Les nouveaux centres intégrés Speedy devront aussi proposer d’autres prestations de pointe comme la géométrie 3D, la réparation et le remplacement de pare-brise, le réglage des feux et aussi des caméras et avertisseurs de collision. « Quand j’ai repris la société il y a quatre ans, elle manquait cruellement d’investissement, rappelle Jacques Le Foll. Il était nécessaire de relancer la rénovation des centres mais aussi du matériel. 100 centres ont déjà été rénovés. Nous avons beaucoup investi pour cela. Notre résultat a progressivement repris des couleurs : nous avons réalisé 283 millions d’euros de chiffre d’affaires au total dont 163 millions dans nos succursales. Il était donc logique que nous reprenions le développement de notre réseau intégré. »

Le président de Speedy ne cache pas que ce sont des sites à l’emplacement privilégié que l’enseigne souhaite trouver pour ses futures succursales. Comme l’est celui de Clamart. Des sites capables d’accueillir six ponts élévateurs, une aire mixte et d’employer une huitaine de techniciens, quand la moyenne des centres existant se limite à quatre baies et trois ou quatre personnes à l’atelier. « Le métier de l’entretien-réparation et la technologie des véhicules va demander sans cesse davantage d’investissement, poursuit Jacques Le Foll. Nous visons la captation de véhicules plus récents, certains encore sous période de garantie. » Ce que le réseau fait déjà avec les flottes de loueurs de courte durée qu’il compte dans son portefeuille de clients grands comptes, mais aussi auprès de particuliers.

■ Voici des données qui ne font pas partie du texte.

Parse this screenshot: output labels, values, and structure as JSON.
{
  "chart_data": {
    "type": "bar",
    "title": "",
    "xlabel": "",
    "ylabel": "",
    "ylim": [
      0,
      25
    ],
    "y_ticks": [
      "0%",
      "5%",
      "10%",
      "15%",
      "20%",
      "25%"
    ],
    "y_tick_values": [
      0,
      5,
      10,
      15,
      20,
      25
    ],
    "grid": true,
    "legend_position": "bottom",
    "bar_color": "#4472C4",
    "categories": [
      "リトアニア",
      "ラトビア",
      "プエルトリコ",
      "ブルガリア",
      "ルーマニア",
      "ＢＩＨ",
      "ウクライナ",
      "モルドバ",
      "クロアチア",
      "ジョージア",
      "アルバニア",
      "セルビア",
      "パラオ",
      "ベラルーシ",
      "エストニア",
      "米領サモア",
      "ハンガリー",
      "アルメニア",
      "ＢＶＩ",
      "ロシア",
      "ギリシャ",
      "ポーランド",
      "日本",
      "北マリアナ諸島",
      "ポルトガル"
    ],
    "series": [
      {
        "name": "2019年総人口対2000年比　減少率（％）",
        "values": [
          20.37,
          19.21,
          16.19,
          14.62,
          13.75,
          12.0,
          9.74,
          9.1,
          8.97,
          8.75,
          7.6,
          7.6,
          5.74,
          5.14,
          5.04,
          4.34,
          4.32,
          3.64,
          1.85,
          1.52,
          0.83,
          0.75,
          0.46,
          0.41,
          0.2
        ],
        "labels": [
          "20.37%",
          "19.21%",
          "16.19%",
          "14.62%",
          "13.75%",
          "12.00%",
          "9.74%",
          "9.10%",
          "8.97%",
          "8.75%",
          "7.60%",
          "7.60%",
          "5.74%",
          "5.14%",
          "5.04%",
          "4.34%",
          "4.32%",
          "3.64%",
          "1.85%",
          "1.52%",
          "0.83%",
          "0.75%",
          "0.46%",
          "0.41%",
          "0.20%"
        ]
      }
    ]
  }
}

Le service client avant tout

Car s’il est une qualité sur laquelle Speedy insiste, c’est la proximité avec ses clients. « J’aime à penser que tout automobiliste ait un centre Speedy à moins de 20 minutes de chez lui, ce qui n’est pas le cas partout mais c’est un objectif vers lequel nous tendons, confesse le patron du groupe. Nous sommes particulièrement centrés sur la qualité de service client, nous la mesurons depuis trois ans et nous la voulons équivalente à celle des réseaux constructeurs, avec matériel de pointe et personnel formé aux dernières technologies, à l’accueil et au confort. Notre centre de formation national de Nanterre y répond. Nous avons la chance que nos collaborateurs sont très attachés à l’entreprise, au climat social qui y règne et nous sommes fiers de la faiblesse de notre taux de turnover et de l’ancienneté positive de nos équipes. »

D’ailleurs en matière de relation client et de convivialité entre les collaborateurs des centres –et de toute la société, par extension– le dernier spot publicitaire Speedy, réalisé par le cinéaste et comédien Mathieu Amalric vise juste. En mettant en scène un client apparemment furibard derrière les vitres du hall d’accueil alors qu’il mime simplement le fait de match d’un joueur de football au technicien qui l’accueille, symbolisant ainsi la décontraction régnant entre le client et son réparateur, Speedy veut avant tout transmettre des vertus de convivialité. Et d’attention envers la personne et les besoins de l’automobiliste. Et pour renforcer ce lien comme le service fourni, Speedy envisage sérieusement la diffusion d’un boîtier télématique connecté au véhicule et capable de transmettre les données de diagnostic et prévoir la maintenance. « Nous travaillons avec Bosch sur ce point précis », reconnaît Jacques Le Foll. Un Bosch dont le système Fun2Drive était justement appelé à être le plus ouvert possible pour s’adresser aux réseaux d’après-vente indépendante.